Last year, during the first lockdown, we could see and smell, hear and taste the difference in the air. The birds were out singing in larger numbers than ever before. Peacocks were all over Bengaluru, reclaiming spaces in Jayanagar parks and streets where they had not been seen for decades. Butterflies and honeybees, brilliantly coloured, filled the air, lightening our spirits in the worst of times. Deer were seen in cities like Noida and Chandigarh, and near Guwahati, a rhino made its way to the fringes of the city. With no new industrial effluents entering the Arkavathy river, this erstwhile lifeline of Bengaluru, polluted and foaming for decades, was able to clean itself up.

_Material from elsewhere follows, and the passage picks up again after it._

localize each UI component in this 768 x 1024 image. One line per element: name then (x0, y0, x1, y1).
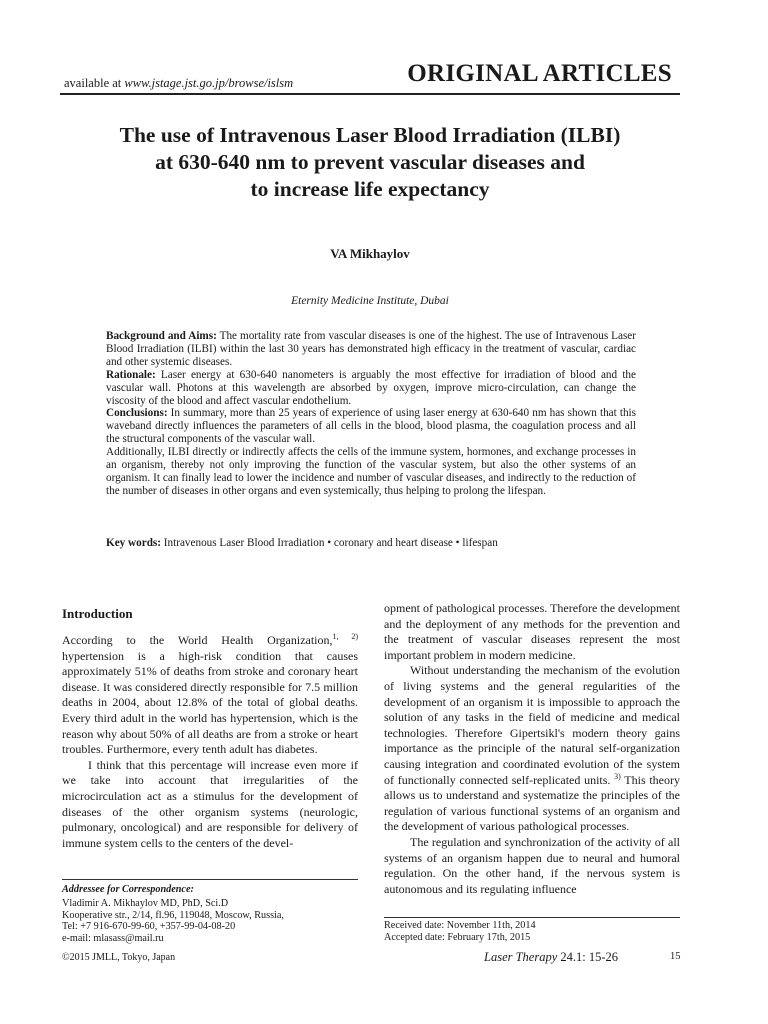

The lockdown came at too steep a cost of human suffering. It showed us the possibility of forging a new pact with nature, but also told us that we needed to find a different path to get there – one that was less drastic.

For a brief while, we dreamt that humanity would be able to find a different way to live embedded in ecology – with space for all beings, not just human beings. Global carbon dioxide emissions fell by close to 6% in 2020, encouraging progress towards climate change. But in 2021, the world returned to a business-as-usual model. CO2 emissions soared back, returning to, and possibly surging past, 2019 levels.

At a time when the IPCC report warns of the catastrophic consequences of global warming beyond 2°C, governments and businesses should sit up and take notice. But all signs indicate the opposite, as the city administration moves at full speed to cut down tens of thousands of trees for new Metro lines and peripheral road expansion, even entering premises like the All Saints Church -- one of the few remaining wooded spots in the heart of the city -- to take down old trees for new ‘development’.

With so much of the city in private hands, there is still space for co-existence, though. There are millions of us in Bengaluru. If each of us were to identify a spot of green where we could create or restore some habitat for biodiversity, we could start to make a difference. This does not mean that each one of us has to have access to large parcels of land.

A casual visit to most slums in Bengaluru will show you how creatively the residents have managed to live amidst nature in cramped surroundings. In Puttenahalli, Agara and Bhattrahalli, and so many other parts of the city, people live in tiny sheds with aluminium roofs, but still find space to grow tulasi, mallige, and soppu in old buckets and plastic bags. If every apartment in Bengaluru had a few pots in the balcony, and every corporate building filled its rooftops with plants, we could have millions of butterflies and birds visiting each day.

What better way to usher in the New Year?